Reusable metal water bottles are popping up for sale all over the place these days. At the Go Green Festival in New York City last April, I spotted a stainless steel bottle for $27. At local grocery stores, I’ve seen metal bottles for just $10. Custom logoed bottles can cost anywhere between $3.00 and $13.00. So what’s the difference? It turns out, plenty.

I’m sure you’ve heard the old saying: you get what you pay for.  There are some serious quality issues with the cheap metal bottles – we know because we tested lots of them in the process of choosing a bottle for Back2Tap. We encountered leaking caps, paint that literally peeled off after a few weeks, logos that were printed poorly and faded quickly, thin walls that dented very easily, and poor polishing/finishing on the bottle.
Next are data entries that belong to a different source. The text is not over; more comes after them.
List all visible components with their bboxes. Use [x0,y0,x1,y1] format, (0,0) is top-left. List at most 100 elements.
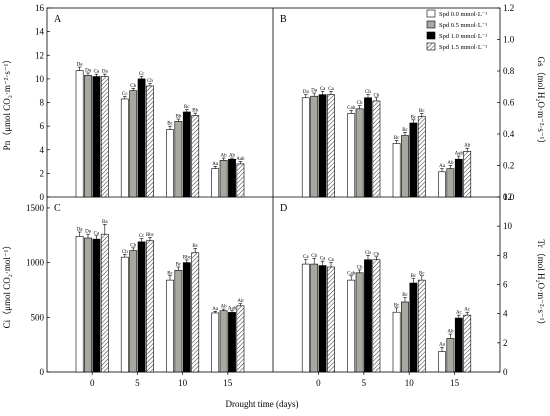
sig-label-b: Da [311,89,318,94]
sig-label-d: Bc [394,303,400,308]
bar-b-day5-s2 [364,97,372,198]
sig-label-d: Bc [419,271,425,276]
bar-c-day10-s2 [182,262,191,373]
y-tick-label-a: 2 [40,168,45,178]
x-tick-label: 0 [316,378,321,388]
bar-c-day15-s2 [228,312,236,373]
sig-label-d: Ca [303,255,309,260]
panel-letter-c: C [54,203,61,214]
sig-label-d: Cb [311,254,317,259]
bar-d-day0-s3 [327,266,335,373]
sig-label-a: Da [77,63,84,68]
sig-label-b: Ab [464,144,471,149]
legend-label-2: Spd 1.0 mmol·L⁻¹ [439,33,487,40]
y-tick-label-b: 1.2 [503,3,514,13]
sig-label-c: Aab [228,306,237,311]
legend: Spd 0.0 mmol·L⁻¹ Spd 0.5 mmol·L⁻¹ Spd 1.0 … [426,9,487,51]
sig-label-c: Cb [122,250,128,255]
sig-label-a: Bb [175,115,181,120]
sig-label-c: Bc [192,244,198,249]
x-tick-label: 5 [135,378,140,388]
bar-c-day0-s1 [84,237,92,373]
legend-label-0: Spd 0.0 mmol·L⁻¹ [439,11,487,18]
bar-d-day5-s2 [364,259,372,373]
y-tick-label-c: 500 [31,312,45,322]
y-tick-label-b: 0.4 [503,129,515,139]
y-tick-label-c: 0 [40,367,45,377]
sig-label-d: Ac [456,311,463,316]
y-tick-label-d: 6 [503,280,508,290]
legend-label-1: Spd 0.5 mmol·L⁻¹ [439,22,487,29]
bar-a-day15-s0 [211,168,220,198]
sig-label-a: Aa [212,162,219,167]
x-tick-label: 10 [405,378,415,388]
bar-a-day10-s3 [191,115,200,198]
sig-label-c: Cb [130,243,136,248]
bar-a-day10-s2 [182,111,191,198]
bar-a-day0-s0 [75,70,84,198]
bar-d-day15-s3 [463,314,472,373]
x-axis-label: Drought time (days) [226,399,299,409]
legend-swatch-1 [426,20,436,29]
bar-b-day0-s2 [318,94,327,198]
bar-a-day5-s0 [120,98,129,198]
panel-b: 0.0 0.2 0.4 0.6 0.8 1.0 1.2 Gs（mol H₂O·m⁻²·s⁻¹）… [280,3,546,202]
y-tick-label-d: 12 [503,192,512,202]
sig-label-d: Cb [357,265,363,270]
bar-c-day5-s2 [137,241,146,373]
y-tick-label-a: 14 [35,27,45,37]
bar-c-day5-s1 [129,250,138,373]
y-axis-label-d: Tr（mol H₂O·m⁻²·s⁻¹） [536,240,546,330]
panel-letter-a: A [54,14,62,25]
bar-d-day5-s0 [347,279,356,373]
sig-label-b: Cb [373,93,379,98]
bar-a-day0-s3 [100,76,109,198]
y-axis-label-b: Gs（mol H₂O·m⁻²·s⁻¹） [536,57,546,149]
sig-label-d: Ca [328,258,334,263]
y-axis-label-a: Pn（μmol CO₂·m⁻²·s⁻¹） [2,55,12,151]
bar-a-day10-s1 [174,121,183,198]
bar-b-day0-s0 [301,97,310,198]
bar-c-day15-s0 [211,312,220,373]
bar-b-day10-s0 [392,143,401,198]
legend-label-3: Spd 1.5 mmol·L⁻¹ [439,44,487,51]
sig-label-c: Ab [221,305,228,310]
bar-c-day0-s3 [100,233,109,373]
sig-label-b: Cab [347,106,356,111]
bar-c-day10-s0 [166,279,174,373]
y-tick-label-c: 1500 [26,203,45,213]
bar-c-day5-s3 [146,240,154,373]
sig-label-a: Bb [192,109,198,114]
sig-label-a: Ab [221,154,228,159]
sig-label-a: Cb [130,84,136,89]
sig-label-b: Bc [402,128,408,133]
y-tick-label-c: 1000 [26,258,45,268]
bar-d-day10-s1 [401,301,409,373]
sig-label-b: Ca [320,87,326,92]
y-tick-label-b: 0.2 [503,161,514,171]
bar-b-day0-s1 [310,95,319,198]
bar-d-day10-s3 [417,279,426,373]
y-tick-label-a: 10 [35,74,45,84]
sig-label-c: Ab [237,299,244,304]
x-tick-label: 15 [450,378,460,388]
bar-b-day10-s3 [417,116,426,198]
bar-d-day5-s1 [355,272,364,373]
bar-c-day15-s3 [236,305,245,373]
bar-a-day15-s1 [219,160,228,198]
sig-label-b: Aa [439,164,446,169]
sig-label-d: Cab [347,271,356,276]
bar-c-day15-s1 [219,310,228,373]
bar-b-day5-s3 [372,100,381,198]
bar-b-day15-s1 [446,168,455,198]
sig-label-b: Aab [455,152,464,157]
y-tick-label-d: 8 [503,250,508,260]
sig-label-d: Bc [411,274,417,279]
bar-d-day10-s2 [409,282,418,373]
y-tick-label-b: 0.6 [503,98,515,108]
y-tick-label-d: 4 [503,309,508,319]
panel-letter-b: B [280,14,287,25]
Then there’s the question of what the bottles are made of – a cheap bottle may not be made of food grade materials. If you choose stainless steel rather than aluminum, you won’t have to worry about a cheap liner that may allow unwanted constituents to leach into your beverage. Back2Tap bottles are 0.5mm thick, printed with safe and resilient paints in the USA, and are tested to ensure that they comply with FDA and ASTM standards.

An acquaintance of mine sheepishly admitted to me recently that she had supplied her whole swim team with cheap stainless steel water bottles last winter, and now regrets it. The bottles are so junky no one wants to use them anymore! At the Watchung Hills Green Day event in October, a customer who bought a stainless water bottle at our exhibit table admitted that she had just purchased a cheaper steel water bottle at another table. She bought it solely to support the soccer team even though she knew she would never actually use such a poor quality product.

These two stories highlight the main reason Back2Tap doesn't offer cheap reusable bottles – and we have considered doing so, believe me!   Plenty of suppliers have contacted us hawking their wares. Low quality bottles just don’t perform well and don’t last so they are not durable and useful, key requirements for sustainable products. Back2Tap doesn’t want to be fostering a throw- away mentality by selling cheap stainless steel water bottles because that is exactly what we are trying to combat. We hope that schools selling Back2Tap bottles for a fundraiser do so with the understanding that they are promoting sustainability and environmental stewardship as well as raising funds.

In sum, there are numerous significant differences between cheap, low quality reusable bottles and better more expensive stainless steel water bottles. If you buy an inferior bottle that doesn’t last or doesn’t get used, your effort to be “greener” or live more sustainably will have failed – so don't even bother!  A good reusable bottle can save you hundreds of dollars over its lifetime so it is worth investing in a high quality bottle that you will enjoy using every day.